Knowledge of Landlord-Tenant Rights

Before hiring a property manager, ask some questions about basic landlord-tenant law that should be common knowledge in your state. A good property manager will be able to explain to you the legal process in issuing a rent increase as well as provide you a basic outline of what happens in the eviction process. The person who manages your property should also be able to explain the difference between a rental agreement and a lease and inform you about the advantages and liabilities of each contract.  A property manager unfamiliar with landlord rights, may hesitate to post three day notices to pay or quit or worse, post the wrong notice causing unnecessary delays increasing legal expenses. Good property managers know the rights of your tenants and your state's Fair Housing laws. An inexperienced property manager may overstep the boundaries of those rights and land you, the owner, in legal hot water.

Set Limitations With Tenants and Vendors

Your property manager represents your interests when leasing to a tenant or obtaining an estimate to do a repair from a vendor. You want that person who represents you to rein in unreasonable requests made by tenants such as their demand to install a new set of blinds when one slat is missing or replace the currently functional bath cabinet because of a few chipped places on the counter top.  Moreover, you don't want your tenants taking the upper hand in lease negotiation, such as asking for a rent reduction in exchange for a longer lease or talking the property manager into giving them possession before all secured funds are paid. Similarly, a good property manager will set cost limits for the vendor who services the property. Examples of this would include requesting the vendor provide an estimate prior to any repair done or obtaining at least two estimates from different vendors if the cost to repair exceeds a certain amount. Typically, a good property manager will even ask that the initial estimate fee be credited to the repair if one is required.

Resourceful in Marketing Your Property

A good property manager will have a plan to market your property before a tenancy ends. This includes researching market rents for the area and having pictures ready to go to post online. Your property manager should be timely in answering emails from renter inquiries and doing call backs when announcing upcoming show dates.  Even if it is a slow time of year, there are a few things a property manager can do to improve your property's appeal to renters when showing the property, such as making sure the yard is well-maintained, check that all lights are working and that the home's interior is kept tidy. A creative property manager will go the extra step to add a few decorative touches to make your property stand out from the competition, such as a decorative vase on the kitchen counter or a large pot of marigold flowers beside the front entrance.

If your current property management team lacks the characteristics listed above, it may be time to shop around for a new one. 

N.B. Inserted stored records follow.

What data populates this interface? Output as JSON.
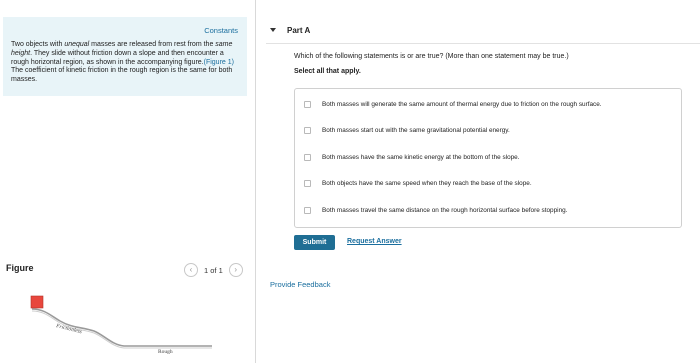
{
  "left_panel": {
    "constants_label": "Constants",
    "problem": {
      "part1": "Two objects with ",
      "em1": "unequal",
      "part2": " masses are released from rest from the ",
      "em2": "same height",
      "part3": ". They slide without friction down a slope and then encounter a rough horizontal region, as shown in the accompanying figure.",
      "figure_link": "(Figure 1)",
      "part4": " The coefficient of kinetic friction in the rough region is the same for both masses."
    },
    "figure": {
      "title": "Figure",
      "pager_text": "1 of 1",
      "prev_glyph": "‹",
      "next_glyph": "›",
      "label_frictionless": "Frictionless",
      "label_rough": "Rough",
      "colors": {
        "block": "#e8473d",
        "surface": "#9a9a9a"
      }
    }
  },
  "part": {
    "title": "Part A",
    "question": "Which of the following statements is or are true? (More than one statement may be true.)",
    "instruction": "Select all that apply.",
    "options": [
      {
        "label": "Both masses will generate the same amount of thermal energy due to friction on the rough surface.",
        "checked": false
      },
      {
        "label": "Both masses start out with the same gravitational potential energy.",
        "checked": false
      },
      {
        "label": "Both masses have the same kinetic energy at the bottom of the slope.",
        "checked": false
      },
      {
        "label": "Both objects have the same speed when they reach the base of the slope.",
        "checked": false
      },
      {
        "label": "Both masses travel the same distance on the rough horizontal surface before stopping.",
        "checked": false
      }
    ],
    "submit_label": "Submit",
    "request_answer_label": "Request Answer"
  },
  "feedback_label": "Provide Feedback",
  "colors": {
    "accent": "#1f6e94",
    "link": "#1a6e9e",
    "constants_bg": "#e8f4f8"
  }
}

What characteristics or traits make your property management team a great one?

  



Comments (3)

  1. Thank you Alex and William for your comments! Property managers who are stressed out because either they are overextended or are inexperienced often aren't that responsive to owners. When you interview a PM, ask them how many accounts they personally handle and how many years of experience they have. I would not hire someone who was without a support staff and I would strongly reconsider using a realtor who did property management on the side because they usually don't have the time or resources to manage a property(ies) well. When an owner hires someone like this, things fall apart fast and then they hire someone like me to clean up the mess. Good luck to both of you!


  2. @Penny Clark

    Thank you for posting this.  As a guy who hasn't started out yet, I have no experience, but I did rent an apartment for a few years.  I would say my #1 complaint was always how they handled our issues.  It wasn't always how fast they responded, because we never did have any emergencies, but it was with their approach.  The person handling issues seemed to never care and brush us off.  So, I would say having a property manager with a very positive outgoing attitude, who is also knowledgeable and quick is also important.

    Bill


  3. @Penny Clark Good post. Thanks for the tips. I especially agree this the accessibility.